Researchers from McMaster University, Canada, developed a test to bring certainty to whether meat and other foods are safe to eat or need to be thrown out.
Mechanical and chemical engineers at McMaster collaborated to develop a transparent test patch, printed with harmless molecules that can signal contamination as it happens. The patch can be incorporated directly into food packaging, where it can monitor the contents for harmful pathogens such as E. coli and Salmonella.
The new technology has the potential to replace the traditional “best before” date on food and drinks.
“In the future, if you go to a store and you want to be sure the meat you’re buying is safe at any point before you use it, you’ll have a much more reliable way than the expiration date,” says Hanie Yousefi, lead author, graduate student and research assistant in McMaster’s Faculty of Engineering.
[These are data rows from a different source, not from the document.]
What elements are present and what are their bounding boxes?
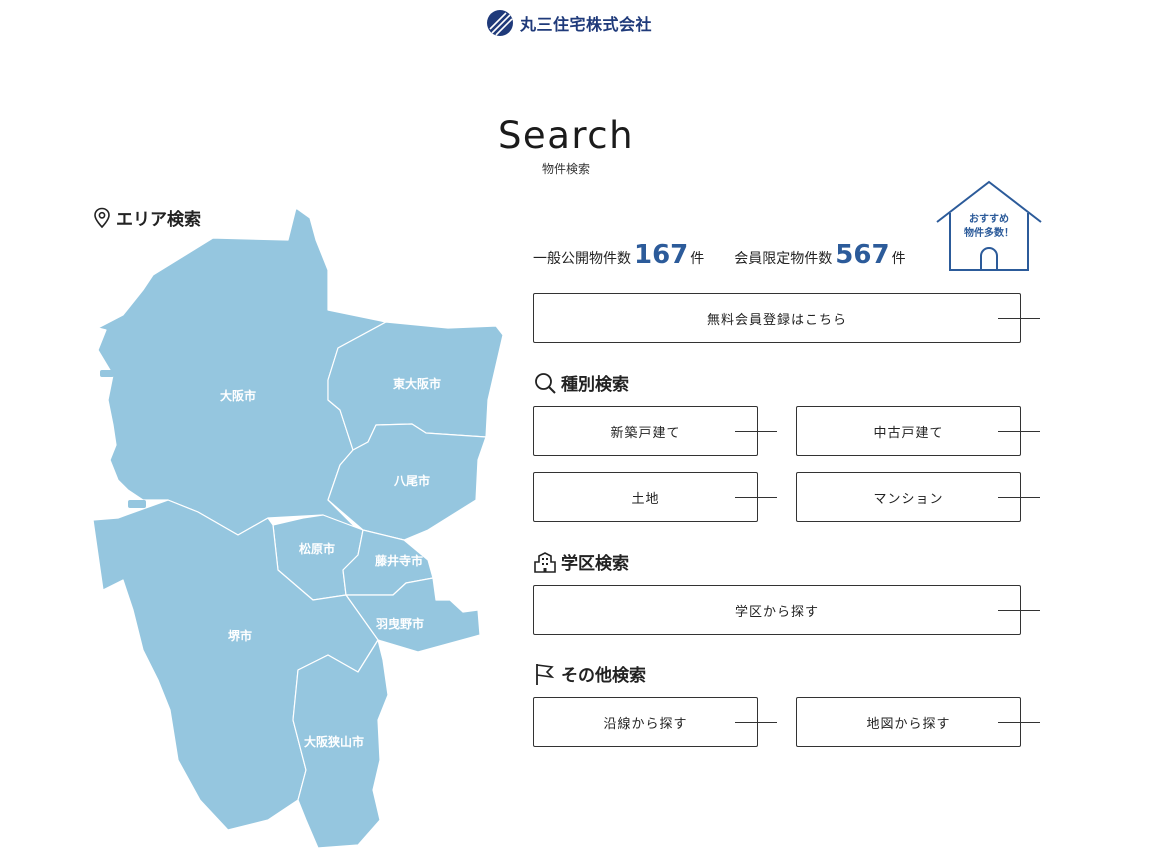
city-label-fujiidera: 藤井寺市 xyxy=(374,553,423,568)
member-count-label: 会員限定物件数 xyxy=(734,251,833,267)
new-house-button[interactable]: 新築戸建て xyxy=(533,406,777,456)
school-search-label: 学区検索 xyxy=(561,554,629,574)
city-label-osakasayama: 大阪狭山市 xyxy=(304,734,364,749)
recommend-badge-line2: 物件多数！ xyxy=(964,228,1014,239)
flag-icon xyxy=(536,663,555,685)
other-search-label: その他検索 xyxy=(561,666,646,686)
school-district-button[interactable]: 学区から探す xyxy=(533,585,1040,635)
page-title: Search xyxy=(497,114,635,157)
map-search-button[interactable]: 地図から探す xyxy=(796,697,1040,747)
mansion-button[interactable]: マンション xyxy=(796,472,1040,522)
type-search-label: 種別検索 xyxy=(561,375,629,395)
logo-mark-icon xyxy=(487,10,513,36)
company-name: 丸三住宅株式会社 xyxy=(520,15,653,34)
public-count-value: 167 xyxy=(634,240,689,270)
free-member-register-button[interactable]: 無料会員登録はこちら xyxy=(533,293,1040,343)
page-subtitle: 物件検索 xyxy=(541,162,590,176)
school-search-heading: 学区検索 xyxy=(533,549,629,574)
type-search-heading: 種別検索 xyxy=(533,370,629,395)
used-house-button[interactable]: 中古戸建て xyxy=(796,406,1040,456)
area-map: 大阪市 東大阪市 八尾市 松原市 藤井寺市 堺市 羽曳野市 大阪狭山市 xyxy=(92,207,504,849)
land-button[interactable]: 土地 xyxy=(533,472,777,522)
company-logo[interactable]: 丸三住宅株式会社 xyxy=(486,8,652,38)
city-label-habikino: 羽曳野市 xyxy=(376,616,424,631)
other-search-heading: その他検索 xyxy=(533,661,646,686)
property-counts: 一般公開物件数 167 件 会員限定物件数 567 件 xyxy=(533,240,906,270)
school-building-icon xyxy=(534,551,556,573)
city-label-matsubara: 松原市 xyxy=(299,541,335,556)
recommend-badge-line1: おすすめ xyxy=(969,214,1009,225)
city-label-sakai: 堺市 xyxy=(228,628,252,643)
member-count-unit: 件 xyxy=(891,251,906,267)
city-label-higashi-osaka: 東大阪市 xyxy=(393,376,441,391)
member-count-value: 567 xyxy=(835,240,890,270)
public-count-unit: 件 xyxy=(690,251,705,267)
search-icon xyxy=(535,372,556,394)
railway-search-button[interactable]: 沿線から探す xyxy=(533,697,777,747)
city-label-osaka: 大阪市 xyxy=(220,388,256,403)
public-count-label: 一般公開物件数 xyxy=(533,251,631,267)
recommend-badge: おすすめ 物件多数！ xyxy=(948,213,1030,241)
city-label-yao: 八尾市 xyxy=(393,473,430,488)
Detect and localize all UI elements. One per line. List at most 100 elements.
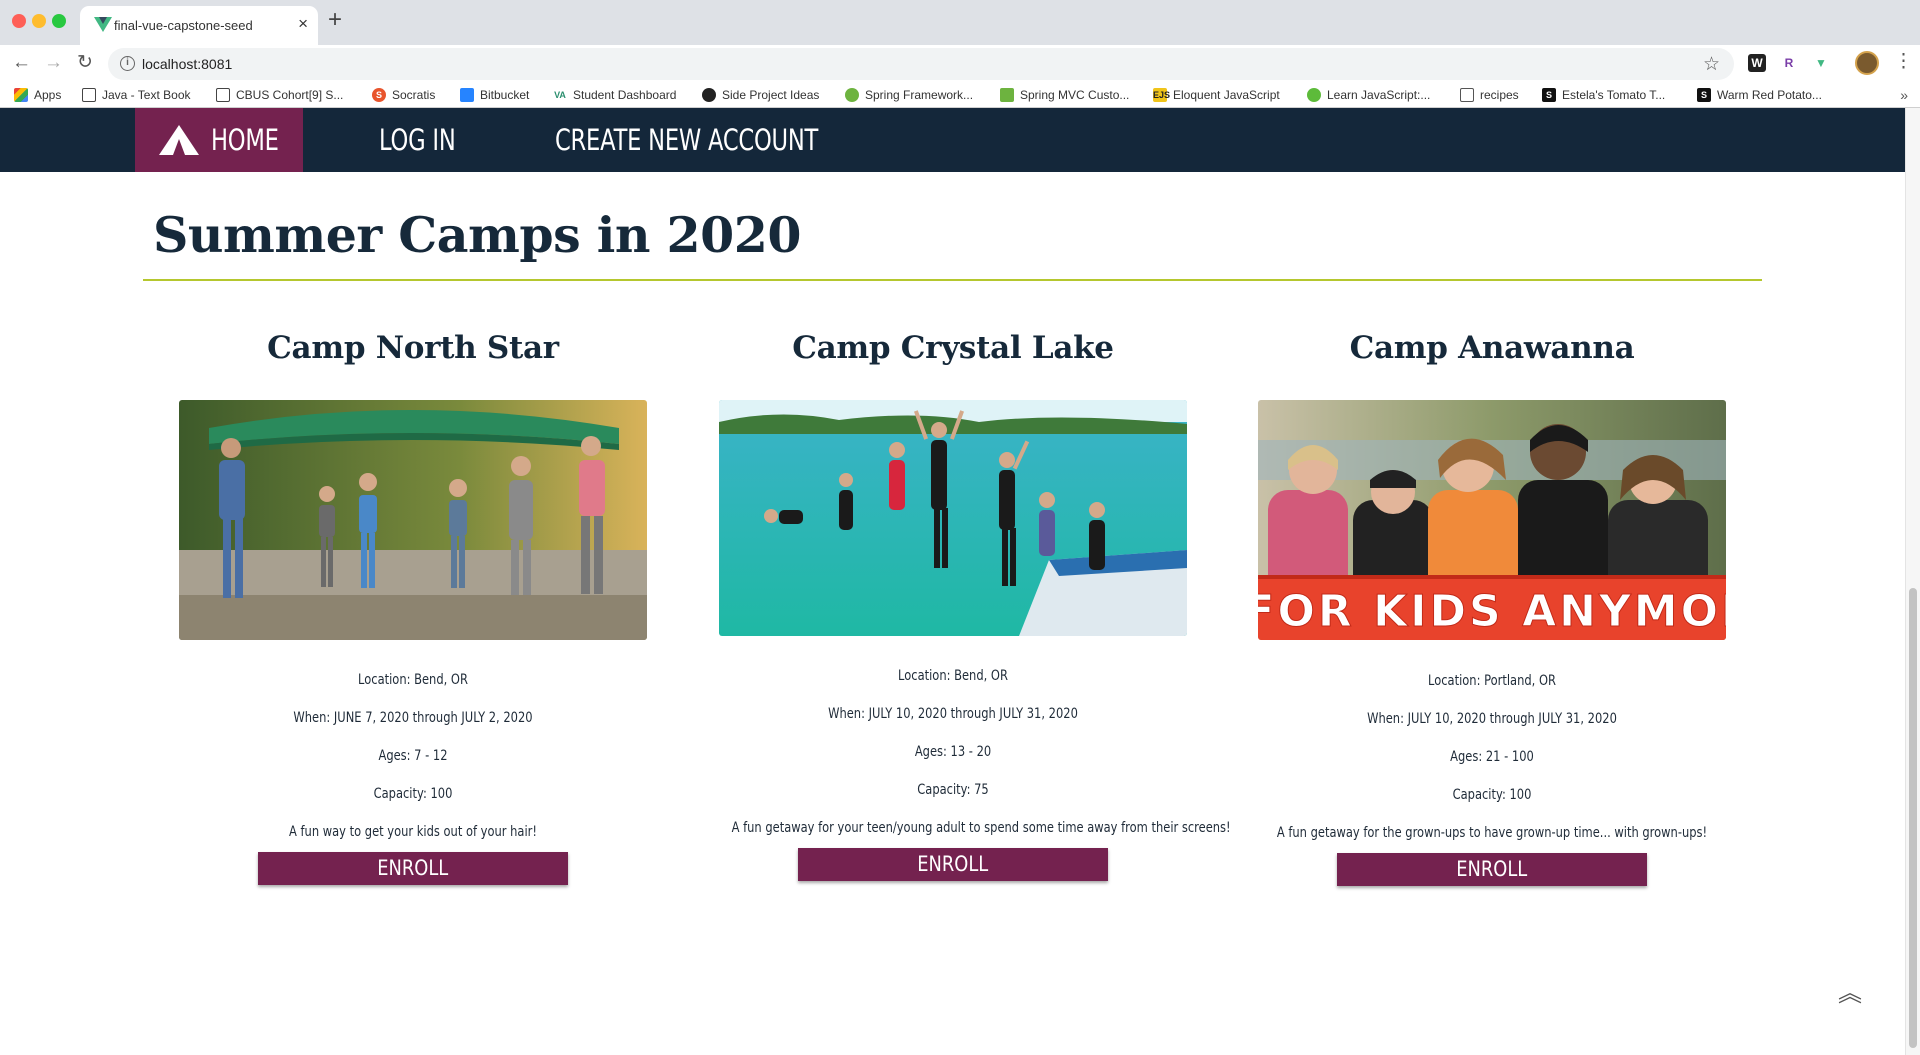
nav-create-account-link[interactable]: CREATE NEW ACCOUNT (555, 108, 818, 172)
trello-icon (216, 88, 230, 102)
tab-title: final-vue-capstone-seed (114, 18, 253, 33)
camp-location: Location: Bend, OR (358, 672, 468, 688)
folder-icon (1460, 88, 1474, 102)
camp-name: Camp Anawanna (1349, 330, 1635, 366)
camp-capacity: Capacity: 75 (917, 782, 989, 798)
camp-ages: Ages: 13 - 20 (914, 744, 992, 760)
extension-r-icon[interactable]: R (1780, 54, 1798, 72)
camp-card: Camp Crystal Lake Location: Bend, OR Whe… (683, 330, 1231, 881)
bookmark-recipes[interactable]: recipes (1460, 88, 1519, 102)
people-carrying-canoe-photo (179, 400, 647, 640)
enroll-button[interactable]: ENROLL (1337, 853, 1647, 886)
bookmark-label: Java - Text Book (102, 88, 191, 102)
enroll-button[interactable]: ENROLL (798, 848, 1108, 881)
close-window-button[interactable] (12, 14, 26, 28)
teens-jumping-into-lake-photo (719, 400, 1187, 636)
extension-w-icon[interactable]: W (1748, 54, 1766, 72)
vue-devtools-icon[interactable]: ▼ (1812, 54, 1830, 72)
bookmark-label: Bitbucket (480, 88, 530, 102)
banner-text: T FOR KIDS ANYMORE (1258, 586, 1726, 637)
bookmark-label: Eloquent JavaScript (1173, 88, 1280, 102)
bookmark-cbus-cohort[interactable]: CBUS Cohort[9] S... (216, 88, 343, 102)
bookmark-star-icon[interactable]: ☆ (1703, 53, 1720, 76)
camp-dates: When: JUNE 7, 2020 through JULY 2, 2020 (293, 710, 533, 726)
bookmark-learn-javascript[interactable]: Learn JavaScript:... (1307, 88, 1430, 102)
github-icon (702, 88, 716, 102)
bookmark-student-dashboard[interactable]: VA Student Dashboard (553, 88, 676, 102)
reload-icon[interactable]: ↻ (77, 53, 93, 72)
bookmark-java-text-book[interactable]: Java - Text Book (82, 88, 191, 102)
browser-toolbar: ← → ↻ i localhost:8081 ☆ W R ▼ ⋮ (0, 45, 1920, 84)
bookmark-label: CBUS Cohort[9] S... (236, 88, 344, 102)
scroll-to-top-icon[interactable]: ︽ (1838, 982, 1862, 1006)
page-title: Summer Camps in 2020 (153, 206, 801, 264)
enroll-label: ENROLL (377, 856, 449, 880)
bookmark-label: Learn JavaScript:... (1327, 88, 1431, 102)
camp-ages: Ages: 21 - 100 (1450, 749, 1534, 765)
camp-card: Camp Anawanna FOR KIDS ANYMO Location: P… (1222, 330, 1762, 886)
camp-description: A fun way to get your kids out of your h… (289, 824, 537, 840)
scrollbar-thumb[interactable] (1909, 588, 1917, 1048)
more-bookmarks-icon[interactable]: » (1900, 87, 1908, 103)
back-arrow-icon[interactable]: ← (12, 53, 31, 72)
nav-home-label: HOME (211, 123, 279, 157)
dashboard-icon: VA (553, 88, 567, 102)
bookmark-eloquent-javascript[interactable]: EJS Eloquent JavaScript (1153, 88, 1280, 102)
s-square-icon: S (1697, 88, 1711, 102)
site-info-icon[interactable]: i (120, 56, 135, 71)
camp-dates: When: JULY 10, 2020 through JULY 31, 202… (828, 706, 1078, 722)
camp-name: Camp North Star (267, 330, 559, 366)
camp-description: A fun getaway for the grown-ups to have … (1276, 825, 1708, 841)
minimize-window-button[interactable] (32, 14, 46, 28)
url-text[interactable]: localhost:8081 (142, 56, 232, 72)
bookmark-label: Warm Red Potato... (1717, 88, 1822, 102)
women-holding-banner-photo: T FOR KIDS ANYMORE (1258, 400, 1726, 640)
bookmark-label: Side Project Ideas (722, 88, 820, 102)
bookmark-socratis[interactable]: S Socratis (372, 88, 435, 102)
bookmark-label: Student Dashboard (573, 88, 677, 102)
address-bar[interactable]: i localhost:8081 ☆ (108, 48, 1734, 80)
spring-icon (845, 88, 859, 102)
apps-grid-icon (14, 88, 28, 102)
bookmark-label: Socratis (392, 88, 436, 102)
bookmark-spring-mvc[interactable]: Spring MVC Custo... (1000, 88, 1129, 102)
close-tab-icon[interactable]: × (298, 15, 308, 32)
camp-location: Location: Portland, OR (1428, 673, 1556, 689)
bookmark-label: Spring MVC Custo... (1020, 88, 1130, 102)
browser-tab-strip: final-vue-capstone-seed × + (0, 0, 1920, 45)
bookmark-spring-framework[interactable]: Spring Framework... (845, 88, 973, 102)
profile-avatar[interactable] (1855, 51, 1879, 75)
page-scrollbar[interactable] (1905, 108, 1920, 1055)
title-divider (143, 279, 1762, 281)
browser-tab[interactable]: final-vue-capstone-seed × (80, 6, 318, 45)
enroll-label: ENROLL (1456, 857, 1528, 881)
bookmark-label: Estela's Tomato T... (1562, 88, 1666, 102)
bookmark-label: Spring Framework... (865, 88, 974, 102)
camp-dates: When: JULY 10, 2020 through JULY 31, 202… (1367, 711, 1617, 727)
bookmark-apps[interactable]: Apps (14, 88, 61, 102)
bookmark-warm-red-potato[interactable]: S Warm Red Potato... (1697, 88, 1822, 102)
nav-home-link[interactable]: HOME (135, 108, 303, 172)
bookmark-side-project-ideas[interactable]: Side Project Ideas (702, 88, 819, 102)
nav-login-link[interactable]: LOG IN (379, 108, 456, 172)
s-square-icon: S (1542, 88, 1556, 102)
camp-ages: Ages: 7 - 12 (378, 748, 448, 764)
enroll-button[interactable]: ENROLL (258, 852, 568, 885)
page-viewport: HOME LOG IN CREATE NEW ACCOUNT Summer Ca… (0, 108, 1905, 1055)
bookmark-estelas-tomato[interactable]: S Estela's Tomato T... (1542, 88, 1665, 102)
ejs-icon: EJS (1153, 88, 1171, 102)
chrome-menu-icon[interactable]: ⋮ (1894, 52, 1913, 71)
forward-arrow-icon[interactable]: → (44, 53, 63, 72)
book-icon (82, 88, 96, 102)
socratis-icon: S (372, 88, 386, 102)
new-tab-button[interactable]: + (328, 8, 342, 32)
spring-mvc-icon (1000, 88, 1014, 102)
maximize-window-button[interactable] (52, 14, 66, 28)
camp-capacity: Capacity: 100 (373, 786, 453, 802)
bookmark-bitbucket[interactable]: Bitbucket (460, 88, 529, 102)
camp-name: Camp Crystal Lake (792, 330, 1114, 366)
bookmarks-bar: Apps Java - Text Book CBUS Cohort[9] S..… (0, 84, 1920, 108)
site-navbar: HOME LOG IN CREATE NEW ACCOUNT (0, 108, 1905, 172)
camp-description: A fun getaway for your teen/young adult … (731, 820, 1231, 836)
vue-favicon-icon (94, 17, 112, 32)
If a pathogen is present in the food or drink inside the package, it would trigger a signal in the packaging that could be read by a smartphone or other simple device. The test itself does not affect the contents of the package.
The researchers are naming the new material “Sentinel Wrap” in tribute to the McMaster-based Sentinel Bioactive Paper Network, an interdisciplinary research network that worked on paper-based detection systems. That network’s research ultimately gave rise to the new food testing technology.
Chemical engineer Carlos Filipe and mechanical biomedical engineer Tohid Didar collaborated on the new detection project. The signaling technology for the food test was developed in the McMaster labs by biochemist Yingfu Li.
“He created the key, and we have built a lock and a door to go with it,” says Filipe, who is also chair of McMaster’s Department of Chemical Engineering.
“A food manufacturer could easily incorporate this into its production process,” says Didar, an assistant professor of mechanical engineering and member of the McMaster Institute for Infectious Disease Research.